This section provides best practice resources related to the topic of disclosure avoidance, which refers to the efforts made to reduce the risk of unauthorized or accidental access to, release, transfer, or other communication of personally identifiable information from educational records (PII). To ensure that PII and other sensitive student data are protected at all times, educational agencies and institutions must be able to select data avoidance techniques that provide appropriate level of protection and apply them correctly. To aid educational stakeholders with making these decisions, the Privacy Technical Assistance Center (PTAC) developed a number of documents describing available disclosure limitation techniques, their intended purpose and application, and best practices to follow to ensure disclosure methods are applied appropriately.
Available resources are listed below in chronological order, with the most recent at the top of the page:
PTAC provides an overview of the guidance documents around Data Disclosure avoidance and best practice strategies for protecting personally identifiable information from education records (PII) in aggregate reports. The webinar provides suggestions on how to ensure that necessary confidentiality requirements are met, including compliance with the Family Educational Rights and Privacy Act (FERPA).

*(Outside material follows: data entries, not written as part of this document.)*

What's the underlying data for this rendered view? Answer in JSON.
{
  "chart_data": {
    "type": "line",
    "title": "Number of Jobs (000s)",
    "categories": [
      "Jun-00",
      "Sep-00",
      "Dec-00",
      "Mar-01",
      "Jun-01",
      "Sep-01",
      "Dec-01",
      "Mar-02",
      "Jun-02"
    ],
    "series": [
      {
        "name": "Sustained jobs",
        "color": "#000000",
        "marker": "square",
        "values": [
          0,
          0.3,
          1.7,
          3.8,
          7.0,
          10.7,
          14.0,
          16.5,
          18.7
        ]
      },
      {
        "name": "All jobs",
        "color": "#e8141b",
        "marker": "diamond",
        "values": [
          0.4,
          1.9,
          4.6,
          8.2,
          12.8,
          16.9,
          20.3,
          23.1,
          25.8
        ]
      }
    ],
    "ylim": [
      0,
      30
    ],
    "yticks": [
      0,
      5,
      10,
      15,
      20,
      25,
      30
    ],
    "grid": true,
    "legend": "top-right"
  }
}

This case study illustrates best practices for minimizing access to sensitive information with education data maintained in a Statewide Longitudinal Data System. Two additional documents accompany this study: (1) An alphabetized glossary of terms related to data de-identification, and (2) FAQs about protecting personally identifiable information in education records when publically reporting student data.

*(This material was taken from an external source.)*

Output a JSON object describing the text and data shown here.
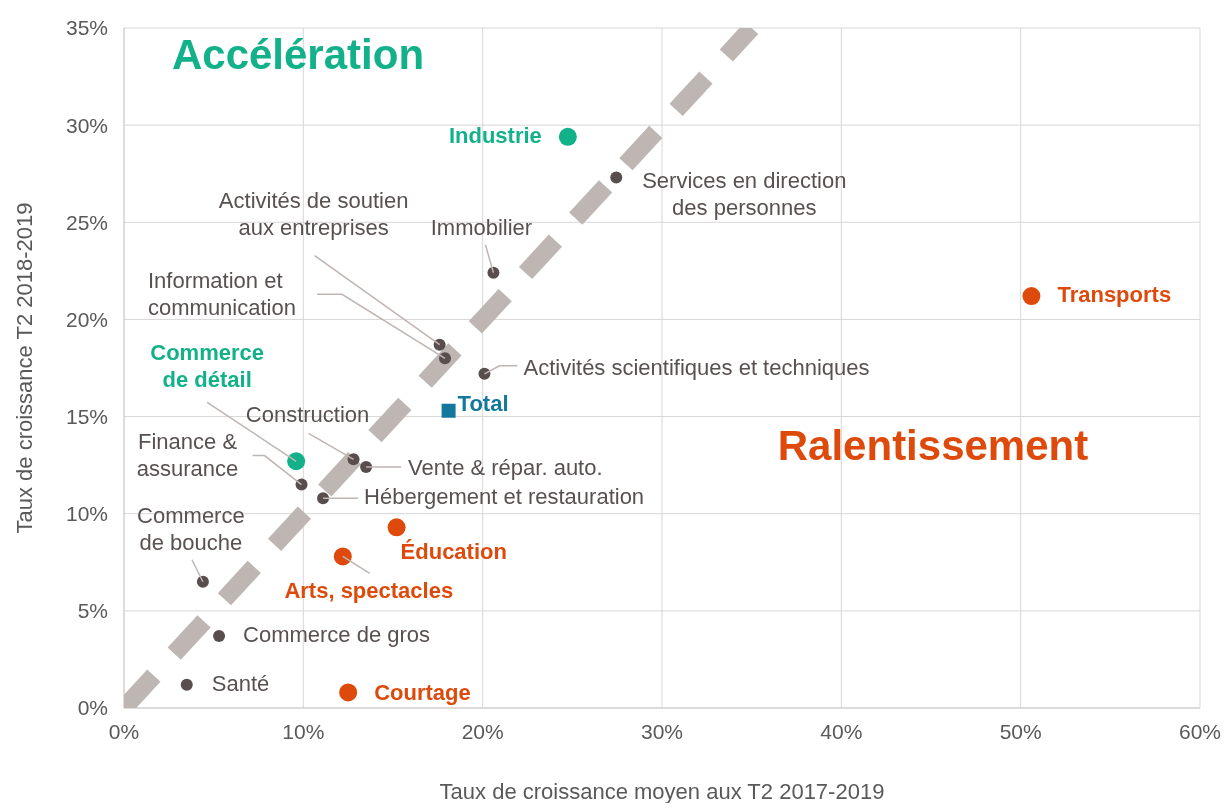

This presentation reviews key disclosure avoidance concepts and provides best practice suggestions for implementing the techniques to ensure proper protection of the privacy and confidentiality of student records under the Family Educational Rights and Privacy Act.
This Statewide Longitudinal Data Systems (SLDS) Technical Brief examines what protecting student privacy means in a reporting context. To protect a student's privacy, the student's personally identifiable information must be protected from public release. When schools, districts, or states publish reports on students' educational progress, they typically release aggregated data–data for groups of students–to prevent disclosure of information about an individual. However, even with aggregation, unintended disclosures of personally identifiable information may occur. Current reporting practices are described and each is accompanied by an example table that is used to consider whether the intended protections are successful. The Brief also illustrates that some practices work better than others in protecting against disclosures of personally identifiable information about individual students. Each data protection practice requires some loss of information. The challenge rests in identifying practices that protect information about individual students, while at the same time minimizing the negative impact on the utility of the publicly reported data. Drawing upon the review and analysis of current practices, the Brief concludes with a set of recommended reporting rules that can be applied in reports of percentages and rates that are used to describe student outcomes to the public. These reporting rules are intended to maximize the amount of detail that can be safely reported without allowing disclosures from student outcome measures that are based on small numbers of students.
On April 21st, 2016 the Office of the Chief Privacy Officer issued a formal letter to Louisiana answering questions relating to protecting student privacy in public reporting. The document addresses the U.S. Department of Education’s practices and recommendations to States on how to protect privacy when publicly reporting enrollment data.